Web visualizer based on vulkan is in future plans, but not available for now. I'm still trying to implement the radix sort by taichi, but meet some problem for int64 support.
The parquet file is just a pandas table, the columns are very straightforward. You can just take the x,y,z,alpha columns to build any point cloud file. However, most of the points in the point cloud are almost transparent, I've tried to build mesh by the point cloud but the result is not very good. Maybe MarchCube method still works, but it requires a lot more code.

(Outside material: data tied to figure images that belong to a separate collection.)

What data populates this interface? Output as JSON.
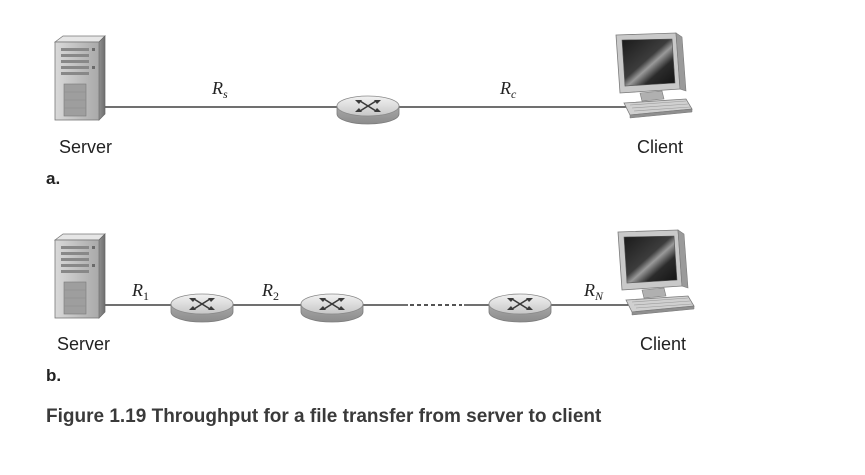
{
  "diagram_a": {
    "part_label": "a.",
    "server_label": "Server",
    "client_label": "Client",
    "links": [
      {
        "letter": "R",
        "sub": "s"
      },
      {
        "letter": "R",
        "sub": "c"
      }
    ]
  },
  "diagram_b": {
    "part_label": "b.",
    "server_label": "Server",
    "client_label": "Client",
    "links": [
      {
        "letter": "R",
        "sub": "1"
      },
      {
        "letter": "R",
        "sub": "2"
      },
      {
        "letter": "R",
        "sub": "N"
      }
    ]
  },
  "caption": "Figure 1.19 Throughput for a file transfer from server to client",
  "icons": [
    "server-icon",
    "router-icon",
    "client-computer-icon"
  ],
  "colors": {
    "line": "#1a1a1a",
    "device_grey": "#b9b9b9",
    "caption": "#3a3a3a"
  }
}
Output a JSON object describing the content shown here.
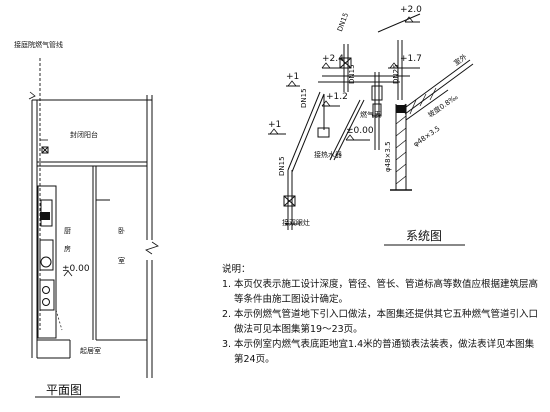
{
  "plan": {
    "title_top": "接庭院燃气管线",
    "balcony": "封闭阳台",
    "kitchen_1": "厨",
    "kitchen_2": "房",
    "bedroom_1": "卧",
    "bedroom_2": "室",
    "elevation": "±0.00",
    "living_room": "起居室",
    "caption": "平面图"
  },
  "system": {
    "caption": "系统图",
    "labels": {
      "e_plus2": "+2.0",
      "e_plus24": "+2.4",
      "e_plus17": "+1.7",
      "e_plus1_left": "+1",
      "e_plus12": "+1.2",
      "e_plus1_mid": "+1",
      "e_zero": "±0.00",
      "dn15_top": "DN15",
      "dn15_a": "DN15",
      "dn15_b": "DN15",
      "dn15_c": "DN15",
      "dn25": "DN25",
      "gas_meter": "燃气表",
      "water_heater": "接热水器",
      "stove": "接双眼灶",
      "outdoor": "室外",
      "slope": "坡度0.8‰",
      "pipe_spec": "φ48×3.5",
      "pipe_spec2": "φ48×3.5"
    }
  },
  "notes": {
    "heading": "说明：",
    "items": [
      {
        "num": "1.",
        "text": "本页仅表示施工设计深度，管径、管长、管道标高等数值应根据建筑层高等条件由施工图设计确定。"
      },
      {
        "num": "2.",
        "text": "本示例燃气管道地下引入口做法，本图集还提供其它五种燃气管道引入口做法可见本图集第19～23页。"
      },
      {
        "num": "3.",
        "text": "本示例室内燃气表底距地宜1.4米的普通锁表法装表，做法表详见本图集第24页。"
      }
    ]
  }
}
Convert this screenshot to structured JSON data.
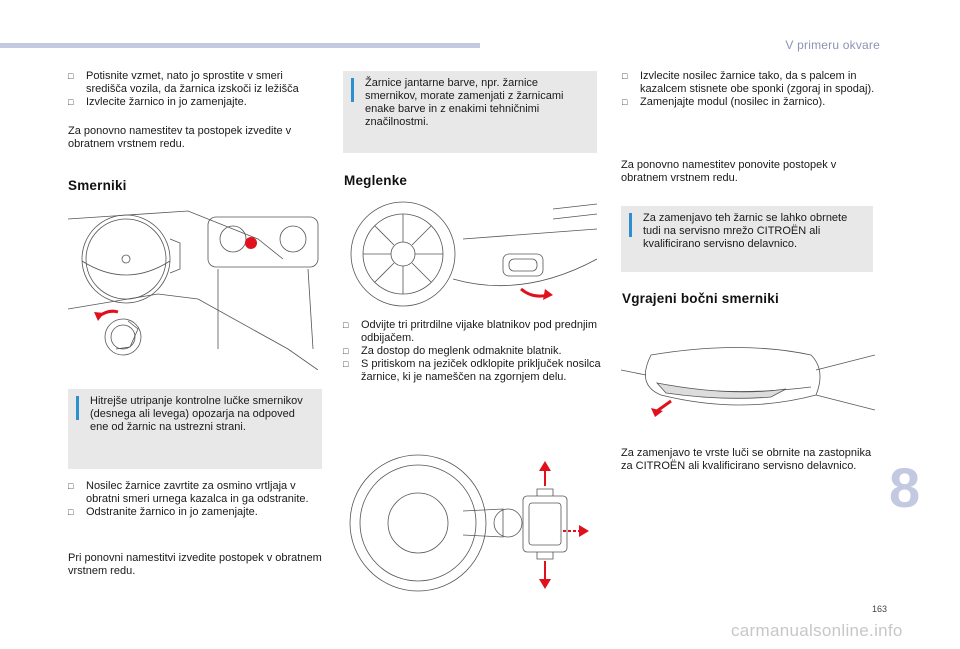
{
  "header": {
    "title": "V primeru okvare"
  },
  "chapter_number": "8",
  "page_number": "163",
  "watermark": "carmanualsonline.info",
  "colors": {
    "accent_bar": "#c4c9e2",
    "note_background": "#e8e8e8",
    "note_marker": "#2e8fd0",
    "arrow_red": "#e0101d"
  },
  "col1": {
    "intro_bullets": [
      "Potisnite vzmet, nato jo sprostite v smeri središča vozila, da žarnica izskoči iz ležišča",
      "Izvlecite žarnico in jo zamenjajte."
    ],
    "intro_para": "Za ponovno namestitev ta postopek izvedite v obratnem vrstnem redu.",
    "heading": "Smerniki",
    "note": "Hitrejše utripanje kontrolne lučke smernikov (desnega ali levega) opozarja na odpoved ene od žarnic na ustrezni strani.",
    "bullets": [
      "Nosilec žarnice zavrtite za osmino vrtljaja v obratni smeri urnega kazalca in ga odstranite.",
      "Odstranite žarnico in jo zamenjajte."
    ],
    "para": "Pri ponovni namestitvi izvedite postopek v obratnem vrstnem redu."
  },
  "col2": {
    "note": "Žarnice jantarne barve, npr. žarnice smernikov, morate zamenjati z žarnicami enake barve in z enakimi tehničnimi značilnostmi.",
    "heading": "Meglenke",
    "bullets": [
      "Odvijte tri pritrdilne vijake blatnikov pod prednjim odbijačem.",
      "Za dostop do meglenk odmaknite blatnik.",
      "S pritiskom na jeziček odklopite priključek nosilca žarnice, ki je nameščen na zgornjem delu."
    ]
  },
  "col3": {
    "bullets": [
      "Izvlecite nosilec žarnice tako, da s palcem in kazalcem stisnete obe sponki (zgoraj in spodaj).",
      "Zamenjajte modul (nosilec in žarnico)."
    ],
    "para": "Za ponovno namestitev ponovite postopek v obratnem vrstnem redu.",
    "note": "Za zamenjavo teh žarnic se lahko obrnete tudi na servisno mrežo CITROËN ali kvalificirano servisno delavnico.",
    "heading": "Vgrajeni bočni smerniki",
    "para2": "Za zamenjavo te vrste luči se obrnite na zastopnika za CITROËN ali kvalificirano servisno delavnico."
  }
}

@wanmeihuali Thanks for your reply. I was able to extract pointcloud from .parquet
file. Is there anyway to get textured mesh output? Like converting feature vectors to meaningful RGB values?
@hardikdava
Currently, there isn't an efficient way to obtain a textured mesh output. The difficulties stem from two aspects:
You might have noticed that the alpha value in the parquet represents the opacity of each point. Algorithms like the one used here, akin to NeRF, assume all 3D objects are semi-transparent and render them through volume rendering. The issue arising from this is that, unlike traditional point clouds where points are distributed on the surface of objects, the point cloud generated by this algorithm contains numerous near-transparent points distributed near the surface of objects. The color stacking of these points accurately portrays the surface of the object. Conventional point-cloud-to-mesh algorithms struggle with this scenario, often not taking into account the opacity of the points at all. My previous experiments in this area haven't been very successful. You might need a customized point-cloud-to-mesh conversion algorithm.
Even if you manage to extract a mesh from this point cloud, obtaining the corresponding colors remains imprecise. This is because the current algorithm employs spherical harmonic functions to represent colors, meaning that the color of the same point changes depending on the camera angle. For approximate color values, I would suggest referring to the r_sh0, g_sh0, and b_sh0 columns, taking the sigmoid of each, and then mapping the result to an integer between 0 to 255. Though this color estimation may not be entirely accurate, it shouldn't be too far off.
Is it possible to use this webgl based viwer for visualizing the data?
https://antimatter15.com/splat/
@hardikdava It should be possible, but you might need to modify the color computing formula by adding a sigmoid after the SH function.